To solve the problem, we need to analyze the given equations step by step. ### Step 1: Write down the equations We have two equations: 1. \((\sin^{-1} y)^2 + \cos^{-1} x = \frac{n \pi^2}{4}\) (Equation 1) 2. \((\sin^{-1} y)^2 - \cos^{-1} x = \frac{\pi^2}{16}\) (Equation 2) ### Step 2: Add the two equations Adding Equation 1 and Equation 2: \[ (\sin^{-1} y)^2 + \cos^{-1} x + (\sin^{-1} y)^2 - \cos^{-1} x = \frac{n \pi^2}{4} + \frac{\pi^2}{16} \] This simplifies to: \[ 2(\sin^{-1} y)^2 = \frac{n \pi^2}{4} + \frac{\pi^2}{16} \] ### Step 3: Simplify the right-hand side To combine the terms on the right-hand side, we need a common denominator: \[ \frac{n \pi^2}{4} = \frac{4n \pi^2}{16} \] Thus, we have: \[ 2(\sin^{-1} y)^2 = \frac{4n \pi^2 + \pi^2}{16} = \frac{(4n + 1) \pi^2}{16} \] ### Step 4: Divide both sides by 2 Dividing both sides by 2 gives: \[ (\sin^{-1} y)^2 = \frac{(4n + 1) \pi^2}{32} \] ### Step 5: Determine the range of \((\sin^{-1} y)^2\) Since \(\sin^{-1} y\) ranges from \(-\frac{\pi}{2}\) to \(\frac{\pi}{2}\), \((\sin^{-1} y)^2\) ranges from \(0\) to \(\left(\frac{\pi}{2}\right)^2 = \frac{\pi^2}{4}\).

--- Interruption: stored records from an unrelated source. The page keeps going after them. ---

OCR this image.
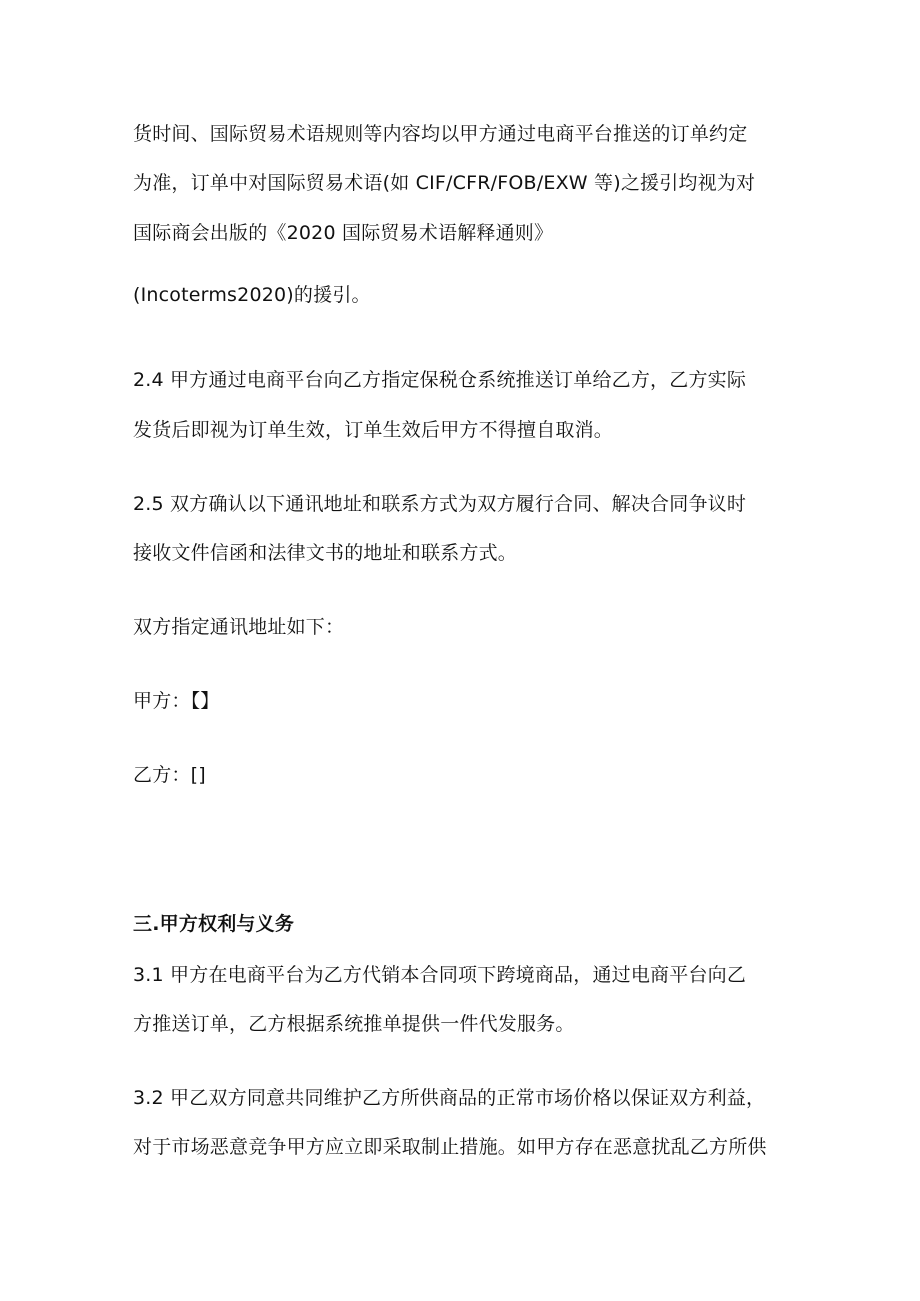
货时间、国际贸易术语规则等内容均以甲方通过电商平台推送的订单约定
为准，订单中对国际贸易术语(如 CIF/CFR/FOB/EXW 等)之援引均视为对
国际商会出版的《2020 国际贸易术语解释通则》
(Incoterms2020)的援引。
2.4 甲方通过电商平台向乙方指定保税仓系统推送订单给乙方，乙方实际
发货后即视为订单生效，订单生效后甲方不得擅自取消。
2.5 双方确认以下通讯地址和联系方式为双方履行合同、解决合同争议时
接收文件信函和法律文书的地址和联系方式。
双方指定通讯地址如下：
甲方：【】
乙方：[]
三.甲方权利与义务
3.1 甲方在电商平台为乙方代销本合同项下跨境商品，通过电商平台向乙
方推送订单，乙方根据系统推单提供一件代发服务。
3.2 甲乙双方同意共同维护乙方所供商品的正常市场价格以保证双方利益，
对于市场恶意竞争甲方应立即采取制止措施。如甲方存在恶意扰乱乙方所供
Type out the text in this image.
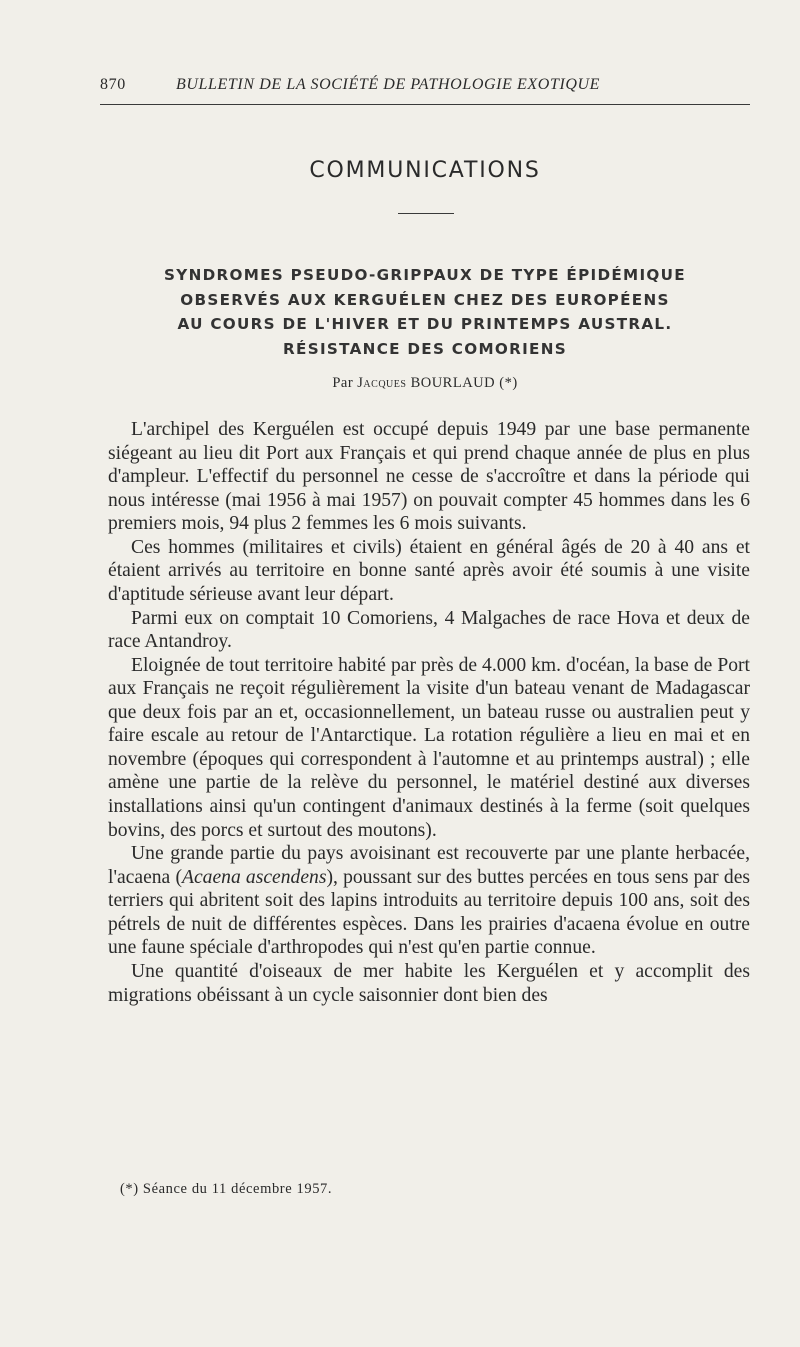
870	BULLETIN DE LA SOCIÉTÉ DE PATHOLOGIE EXOTIQUE
COMMUNICATIONS
SYNDROMES PSEUDO-GRIPPAUX DE TYPE ÉPIDÉMIQUE
OBSERVÉS AUX KERGUÉLEN CHEZ DES EUROPÉENS
AU COURS DE L'HIVER ET DU PRINTEMPS AUSTRAL.
RÉSISTANCE DES COMORIENS
Par Jacques BOURLAUD (*)

L'archipel des Kerguélen est occupé depuis 1949 par une base permanente siégeant au lieu dit Port aux Français et qui prend chaque année de plus en plus d'ampleur. L'effectif du personnel ne cesse de s'accroître et dans la période qui nous intéresse (mai 1956 à mai 1957) on pouvait compter 45 hommes dans les 6 premiers mois, 94 plus 2 femmes les 6 mois suivants.

Ces hommes (militaires et civils) étaient en général âgés de 20 à 40 ans et étaient arrivés au territoire en bonne santé après avoir été soumis à une visite d'aptitude sérieuse avant leur départ.

Parmi eux on comptait 10 Comoriens, 4 Malgaches de race Hova et deux de race Antandroy.

Eloignée de tout territoire habité par près de 4.000 km. d'océan, la base de Port aux Français ne reçoit régulièrement la visite d'un bateau venant de Madagascar que deux fois par an et, occasionnellement, un bateau russe ou australien peut y faire escale au retour de l'Antarctique. La rotation régulière a lieu en mai et en novembre (époques qui correspondent à l'automne et au printemps austral) ; elle amène une partie de la relève du personnel, le matériel destiné aux diverses installations ainsi qu'un contingent d'animaux destinés à la ferme (soit quelques bovins, des porcs et surtout des moutons).

Une grande partie du pays avoisinant est recouverte par une plante herbacée, l'acaena (Acaena ascendens), poussant sur des buttes percées en tous sens par des terriers qui abritent soit des lapins introduits au territoire depuis 100 ans, soit des pétrels de nuit de différentes espèces. Dans les prairies d'acaena évolue en outre une faune spéciale d'arthropodes qui n'est qu'en partie connue.

Une quantité d'oiseaux de mer habite les Kerguélen et y accomplit des migrations obéissant à un cycle saisonnier dont bien des

(*) Séance du 11 décembre 1957.
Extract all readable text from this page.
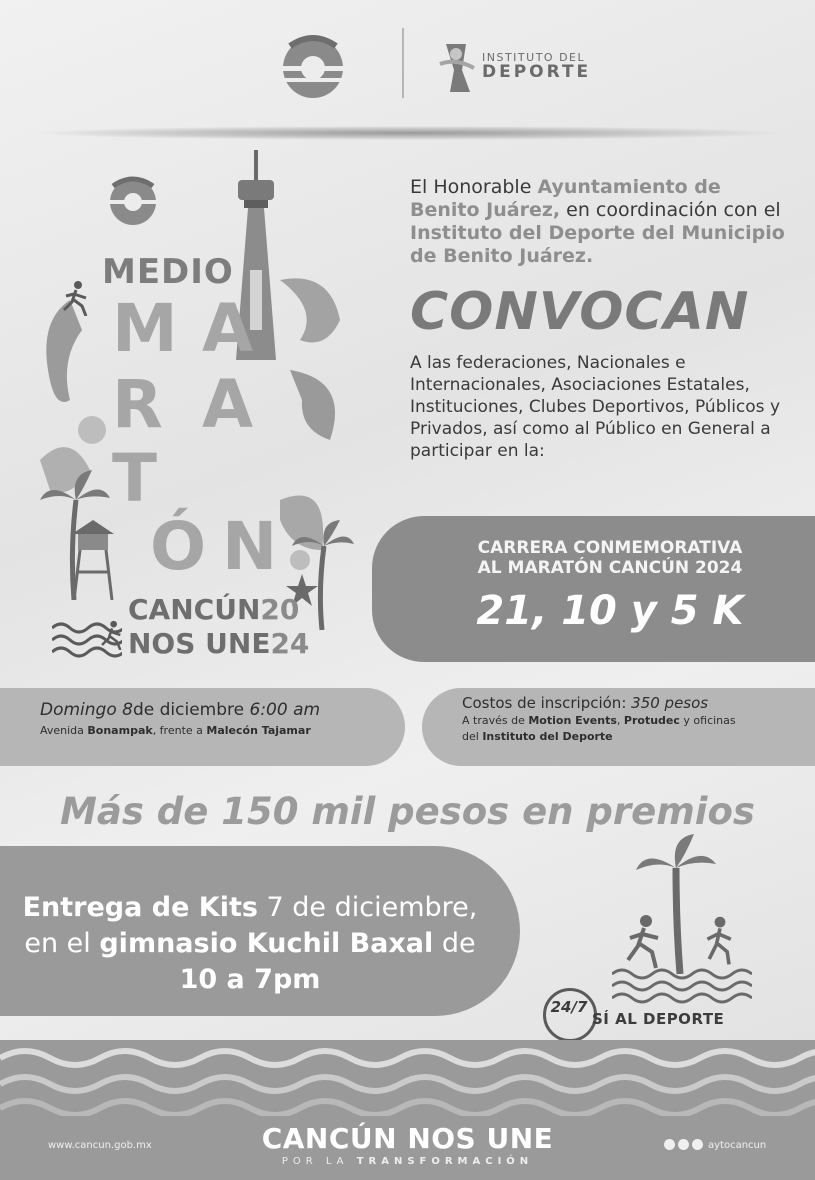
INSTITUTO DEL
DEPORTE
MEDIO
M A
R A
T
Ó N
CANCÚN20
NOS UNE24
El Honorable Ayuntamiento de Benito Juárez, en coordinación con el Instituto del Deporte del Municipio de Benito Juárez.
CONVOCAN
A las federaciones, Nacionales e Internacionales, Asociaciones Estatales, Instituciones, Clubes Deportivos, Públicos y Privados, así como al Público en General a participar en la:
CARRERA CONMEMORATIVA
AL MARATÓN CANCÚN 2024
21, 10 y 5 K
Domingo 8de diciembre 6:00 am
Avenida Bonampak, frente a Malecón Tajamar
Costos de inscripción: 350 pesos
A través de Motion Events, Protudec y oficinas
del Instituto del Deporte
Más de 150 mil pesos en premios
Entrega de Kits 7 de diciembre, en el gimnasio Kuchil Baxal de 10 a 7pm
24/7
SÍ AL DEPORTE
www.cancun.gob.mx	CANCÚN NOS UNE
POR LA TRANSFORMACIÓN
aytocancun
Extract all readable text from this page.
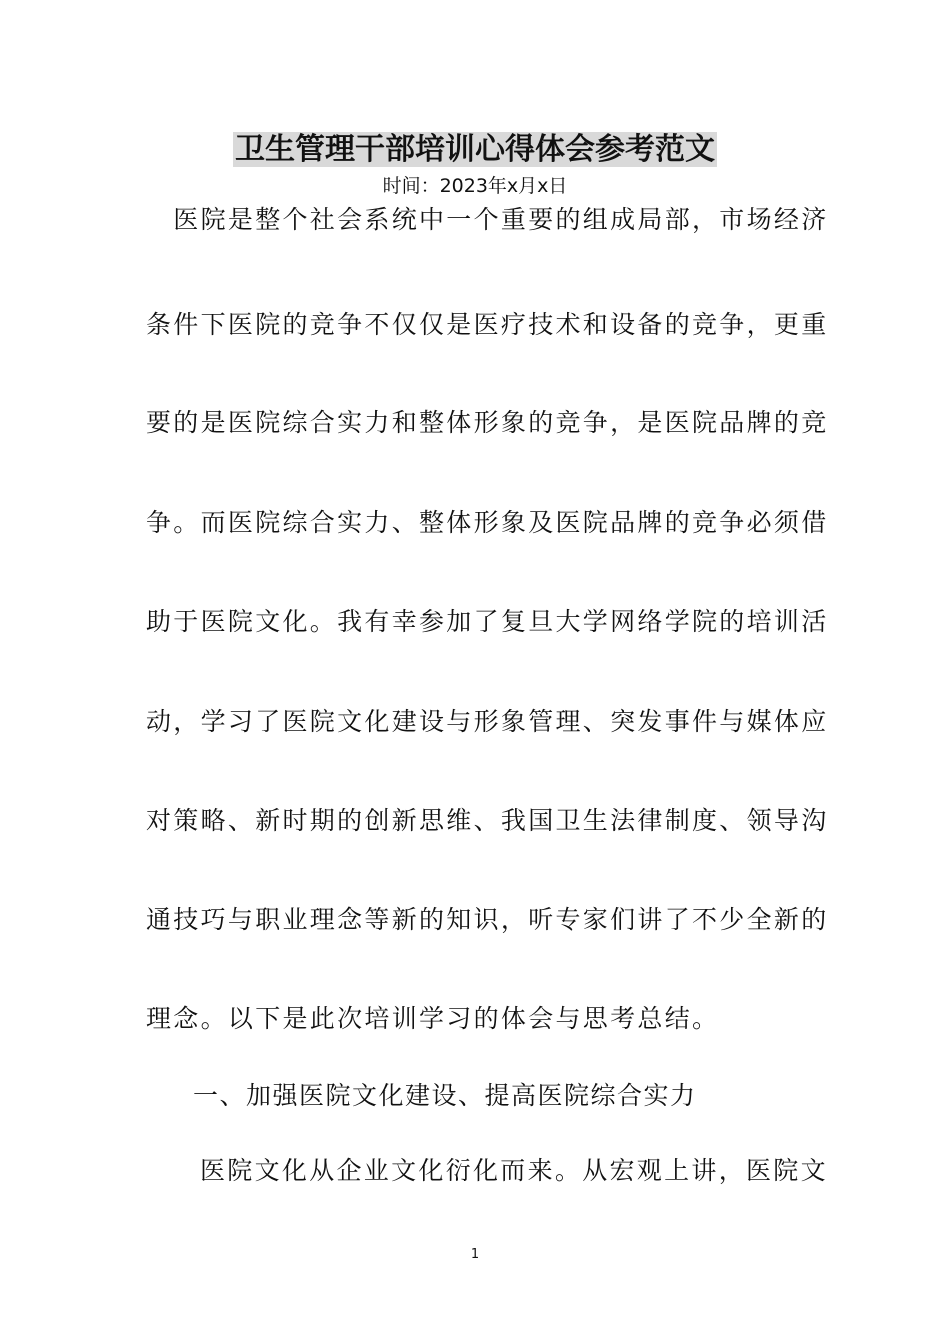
卫生管理干部培训心得体会参考范文
时间：2023年x月x日
　医院是整个社会系统中一个重要的组成局部，市场经济
条件下医院的竞争不仅仅是医疗技术和设备的竞争，更重
要的是医院综合实力和整体形象的竞争，是医院品牌的竞
争。而医院综合实力、整体形象及医院品牌的竞争必须借
助于医院文化。我有幸参加了复旦大学网络学院的培训活
动，学习了医院文化建设与形象管理、突发事件与媒体应
对策略、新时期的创新思维、我国卫生法律制度、领导沟
通技巧与职业理念等新的知识，听专家们讲了不少全新的
理念。以下是此次培训学习的体会与思考总结。
一、加强医院文化建设、提高医院综合实力
医院文化从企业文化衍化而来。从宏观上讲，医院文
1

Thus, we have: \[ 0 \leq (\sin^{-1} y)^2 < \frac{\pi^2}{4} \] ### Step 6: Set up inequalities From the equation we derived: \[ 0 \leq \frac{(4n + 1) \pi^2}{32} < \frac{\pi^2}{4} \] This leads to two inequalities: 1. \(0 \leq 4n + 1\) 2. \(4n + 1 < 8\) ### Step 7: Solve the inequalities 1. From \(0 \leq 4n + 1\), we get: \[ 4n \geq -1 \implies n \geq -\frac{1}{4} \] Since \(n\) is a natural number, this condition is satisfied for \(n \geq 1\). 2. From \(4n + 1 < 8\), we get: \[ 4n < 7 \implies n < \frac{7}{4} \] Thus, \(n\) can only take the value \(1\) since it must be a natural number. ### Conclusion The only natural number \(n\) that satisfies both inequalities is \(n = 1\). ### Final Answer Thus, \(n\) can be equal to \(1\). ---